Of runaway brides and bright chameleons

Quite a lousy day at the office. Almost all the stories I edited were the feel-bad kind – crimes and suicides. Judging by the recent number of suicides in the city, especially by schoolchildren and college students, I wonder where we are headed! Not allowed to celebrate Diwali with his friends, a college student hanged himself to death on Sunday. His father, a police constable, had forbidden him from joining the Diwali celebrations with his friends because he had scored low marks in an exam.

They say that you don’t realise how bad things are unless it happens to you or to people you know closely. This morning, I woke up to the sound of loud chatter from the kitchen and the doorway. My mother, my wife, the friendly woman next door who would put many a hardnosed journalist to shame (such is her nose for news) and a cranky old servant were all discussing something; actually it all seemed too confusing, you know how it is when a few women get together. Anyway, the fact was that our maid was missing from her house. Apparently, if the gossip was to be believed (more often than not, it can be), she and her husband were not getting along. I overheard them saying there was a sister-in-law who was making the life of our maid miserable. Her husband had asked her to “get lost” and that was exactly she did. So, last evening, the family came here searching for her (I wasn’t around and so didn’t know) and left in a huff.

So far, there’s no news whether she’s returned home.

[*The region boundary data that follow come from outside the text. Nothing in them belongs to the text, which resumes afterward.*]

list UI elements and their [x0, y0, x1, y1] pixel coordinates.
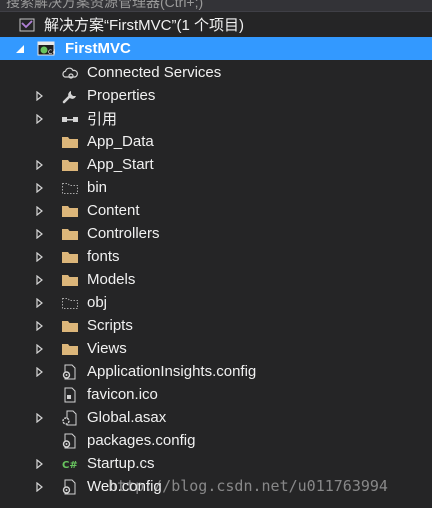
tree-item[interactable]: ApplicationInsights.config [0, 360, 432, 383]
watermark-text: http://blog.csdn.net/u011763994 [108, 477, 388, 495]
tree-item[interactable]: C# Startup.cs [0, 452, 432, 475]
tree-item[interactable]: App_Data [0, 130, 432, 153]
tree-item[interactable]: App_Start [0, 153, 432, 176]
expand-triangle-icon[interactable] [34, 320, 46, 332]
cloud-gear-icon [61, 65, 79, 81]
tree-item-label: bin [87, 179, 108, 196]
expand-triangle-icon[interactable] [34, 113, 46, 125]
tree-item[interactable]: Controllers [0, 222, 432, 245]
expand-triangle-icon[interactable] [34, 412, 46, 424]
collapse-triangle-icon[interactable] [14, 43, 26, 55]
tree-item-label: Connected Services [87, 64, 222, 81]
tree-item[interactable]: bin [0, 176, 432, 199]
tree-item-solution[interactable]: 解决方案“FirstMVC”(1 个项目) [0, 13, 432, 36]
expand-triangle-icon[interactable] [34, 159, 46, 171]
expand-triangle-icon[interactable] [34, 458, 46, 470]
tree-item[interactable]: favicon.ico [0, 383, 432, 406]
expand-triangle-icon[interactable] [34, 481, 46, 493]
folder-icon [61, 249, 79, 265]
tree-item-label: Global.asax [87, 409, 167, 426]
tree-item-label: obj [87, 294, 108, 311]
ico-file-icon [61, 387, 79, 403]
project-label: FirstMVC [65, 40, 131, 57]
tree-item[interactable]: fonts [0, 245, 432, 268]
tree-item[interactable]: Scripts [0, 314, 432, 337]
tree-item-label: Views [87, 340, 127, 357]
tree-item-label: favicon.ico [87, 386, 158, 403]
expand-triangle-icon[interactable] [34, 274, 46, 286]
expand-triangle-icon[interactable] [34, 343, 46, 355]
tree-item[interactable]: Connected Services [0, 61, 432, 84]
expand-triangle-icon[interactable] [34, 366, 46, 378]
tree-item[interactable]: packages.config [0, 429, 432, 452]
tree-item[interactable]: 引用 [0, 107, 432, 130]
visual-studio-solution-icon [18, 17, 36, 33]
search-placeholder: 搜索解决方案资源管理器(Ctrl+;) [6, 0, 204, 10]
tree-item-label: App_Start [87, 156, 154, 173]
expand-triangle-icon[interactable] [34, 251, 46, 263]
tree-item-label: Scripts [87, 317, 133, 334]
tree-item-label: Content [87, 202, 140, 219]
config-file-icon [61, 433, 79, 449]
tree-item[interactable]: obj [0, 291, 432, 314]
tree-item-label: App_Data [87, 133, 154, 150]
tree-item-label: packages.config [87, 432, 196, 449]
folder-icon [61, 272, 79, 288]
tree-item-label: 引用 [87, 111, 118, 128]
tree-item[interactable]: Global.asax [0, 406, 432, 429]
svg-text:C#: C# [62, 460, 78, 471]
tree-item-label: Models [87, 271, 136, 288]
expand-triangle-icon[interactable] [34, 182, 46, 194]
csharp-file-icon: C# [61, 456, 79, 472]
tree-item-project[interactable]: C# FirstMVC [0, 37, 432, 60]
config-file-icon [61, 479, 79, 495]
expand-triangle-icon[interactable] [34, 297, 46, 309]
tree-item-label: fonts [87, 248, 120, 265]
folder-icon [61, 134, 79, 150]
expand-triangle-icon[interactable] [34, 205, 46, 217]
tree-item[interactable]: Content [0, 199, 432, 222]
config-file-icon [61, 364, 79, 380]
tree-item[interactable]: Properties [0, 84, 432, 107]
tree-item-label: ApplicationInsights.config [87, 363, 257, 380]
references-icon [61, 111, 79, 127]
asax-file-icon [61, 410, 79, 426]
wrench-icon [61, 88, 79, 104]
tree-item-label: Controllers [87, 225, 160, 242]
expand-triangle-icon[interactable] [34, 90, 46, 102]
tree-item-label: Startup.cs [87, 455, 155, 472]
expand-triangle-icon[interactable] [34, 228, 46, 240]
folder-icon [61, 341, 79, 357]
folder-icon [61, 203, 79, 219]
search-box[interactable]: 搜索解决方案资源管理器(Ctrl+;) [0, 0, 432, 12]
solution-label: 解决方案“FirstMVC”(1 个项目) [44, 17, 244, 34]
hidden-folder-icon [61, 295, 79, 311]
tree-item-label: Properties [87, 87, 156, 104]
hidden-folder-icon [61, 180, 79, 196]
folder-icon [61, 157, 79, 173]
csharp-web-project-icon: C# [37, 41, 55, 57]
tree-item[interactable]: Models [0, 268, 432, 291]
svg-text:C#: C# [48, 49, 55, 56]
folder-icon [61, 226, 79, 242]
folder-icon [61, 318, 79, 334]
tree-item[interactable]: Views [0, 337, 432, 360]
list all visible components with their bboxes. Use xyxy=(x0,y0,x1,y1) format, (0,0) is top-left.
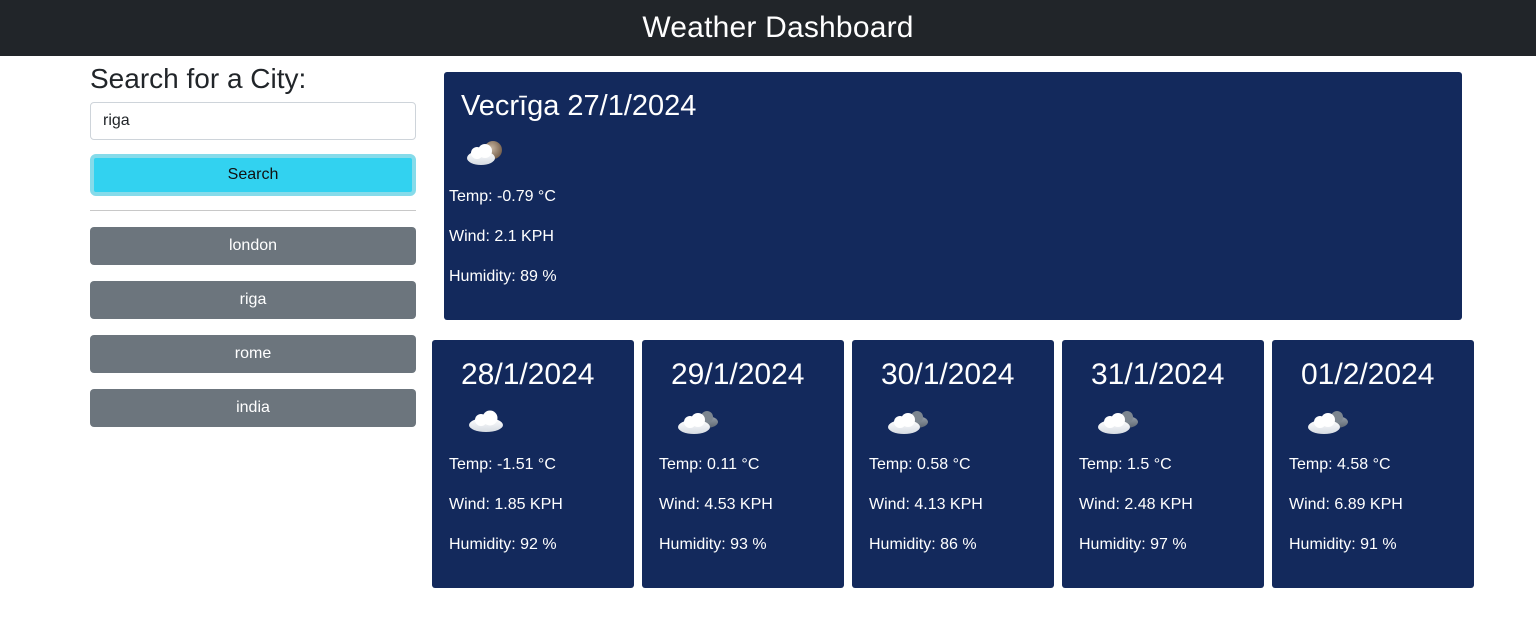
forecast-temp: Temp: 4.58 °C xyxy=(1289,456,1391,473)
city-search-input[interactable] xyxy=(90,102,416,140)
forecast-wind: Wind: 4.13 KPH xyxy=(869,496,983,513)
broken-clouds-icon xyxy=(676,406,722,443)
search-heading: Search for a City: xyxy=(90,63,307,94)
history-button-riga[interactable]: riga xyxy=(90,281,416,319)
top-navbar: Weather Dashboard xyxy=(0,0,1536,56)
forecast-humidity: Humidity: 86 % xyxy=(869,536,977,553)
page-title: Weather Dashboard xyxy=(642,11,914,44)
current-temp: Temp: -0.79 °C xyxy=(449,188,556,205)
forecast-wind: Wind: 2.48 KPH xyxy=(1079,496,1193,513)
forecast-humidity: Humidity: 93 % xyxy=(659,536,767,553)
forecast-card: 29/1/2024 Temp: 0.11 °C Wind: 4.53 KPH H… xyxy=(642,340,844,588)
broken-clouds-icon xyxy=(886,406,932,443)
forecast-wind: Wind: 6.89 KPH xyxy=(1289,496,1403,513)
history-button-london[interactable]: london xyxy=(90,227,416,265)
partly-cloudy-night-icon xyxy=(464,138,508,175)
history-button-india[interactable]: india xyxy=(90,389,416,427)
forecast-card: 28/1/2024 Temp: -1.51 °C Wind: 1.85 KPH … xyxy=(432,340,634,588)
forecast-card: 01/2/2024 Temp: 4.58 °C Wind: 6.89 KPH H… xyxy=(1272,340,1474,588)
forecast-temp: Temp: 0.58 °C xyxy=(869,456,971,473)
sidebar-divider xyxy=(90,210,416,211)
forecast-wind: Wind: 1.85 KPH xyxy=(449,496,563,513)
search-history: london riga rome india xyxy=(90,227,416,427)
forecast-date: 28/1/2024 xyxy=(461,358,595,391)
forecast-humidity: Humidity: 91 % xyxy=(1289,536,1397,553)
forecast-wind: Wind: 4.53 KPH xyxy=(659,496,773,513)
current-weather-card: Vecrīga 27/1/2024 Temp: -0.79 °C Wind: 2… xyxy=(444,72,1462,320)
current-humidity: Humidity: 89 % xyxy=(449,268,557,285)
history-button-rome[interactable]: rome xyxy=(90,335,416,373)
forecast-date: 01/2/2024 xyxy=(1301,358,1435,391)
forecast-humidity: Humidity: 92 % xyxy=(449,536,557,553)
forecast-card: 31/1/2024 Temp: 1.5 °C Wind: 2.48 KPH Hu… xyxy=(1062,340,1264,588)
broken-clouds-icon xyxy=(1096,406,1142,443)
forecast-temp: Temp: 1.5 °C xyxy=(1079,456,1172,473)
forecast-humidity: Humidity: 97 % xyxy=(1079,536,1187,553)
search-button[interactable]: Search xyxy=(90,154,416,196)
forecast-card: 30/1/2024 Temp: 0.58 °C Wind: 4.13 KPH H… xyxy=(852,340,1054,588)
forecast-date: 31/1/2024 xyxy=(1091,358,1225,391)
current-wind: Wind: 2.1 KPH xyxy=(449,228,554,245)
forecast-date: 29/1/2024 xyxy=(671,358,805,391)
cloud-icon xyxy=(466,406,506,441)
forecast-date: 30/1/2024 xyxy=(881,358,1015,391)
broken-clouds-icon xyxy=(1306,406,1352,443)
search-sidebar: Search for a City: Search london riga ro… xyxy=(90,62,416,443)
forecast-temp: Temp: -1.51 °C xyxy=(449,456,556,473)
forecast-temp: Temp: 0.11 °C xyxy=(659,456,760,473)
current-city-date: Vecrīga 27/1/2024 xyxy=(461,90,697,122)
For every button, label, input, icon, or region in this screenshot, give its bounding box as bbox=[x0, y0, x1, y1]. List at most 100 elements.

Chances are she might have, because few mothers would leave two small children and go away for good. She must have done that to scare him, my wife stressed. It was almost as if she was implying that if I dared to try out anything silly with her, she would choose her path. Amen.

After Shiny Ahuja’s misadventures, you have to be even careful what you say about your maid. Also, remember, that in Chennai servant maids have now formed an association or union and have demanded minimum wages for a start. Back in Calcutta where I grew up, we had an old ayah who brought my lunch to school, scrubbed my head and face with a towel after the break to clear the beads of sweat, and who accompanied me to places near home where mom would not send me alone. As I grew into adolescence and began eyeing pretty young things and attractive middle-aged women, there was hardly any maid in the area worth looking at a second time. The only shocking incident was to find one early morning the driver of a neighbour snuggling near the terrace doorway with a woman who was not his wife but a maid somewhere. He was such a pest that nobody dared say anything. Finally, he and the maid began shacking up downstairs near the motor pump.

However, I do remember of a maid who turned young men on. She worked at my friend’s house and every time I went there, which was not too often, I would take a second look at what appeared to me then to be quite a voluptuous figure. I still remember one night after a drink or two a few of us had dropped by in my friend’s place late in the night and who would open the door, but the voluptuous one. She has half asleep and whether because of that or otherwise, it was difficult to tell, but she had her sari pallu so casually thrown around her that it did nothing to hide what it was supposed to. Her huge breasts were almost on the verge of breaking loose from one of the thinnest blouses I had seen. Fortunately, they didn’t and I survived to tell this tale. Of course, you can never say with women. For all that, if we had tried something silly, she could have dealt us a resounding slap. Who knows? Can you ever tell what exactly is a woman thinking?

Well, I must end with this tailpiece. A woman I got friendly with hardly three months ago, initially replied to my smses and would even take the initiative to call and keep in touch. Two or three weeks later, she just disappeared from the radar choosing not to reply at all. And then, there was a sort of bouncing back, only to disappear again. It was clear she was the front-seat driver, choosing to communicate when she wanted and keeping silent when that helped her. A few days ago, I told her that she was not quite the person I knew earlier. Her reply was really ‘cool’ – “Yes, I have changed,” she said, adding, “I keep changing all the time.” Huh, now would you call her a chameleon?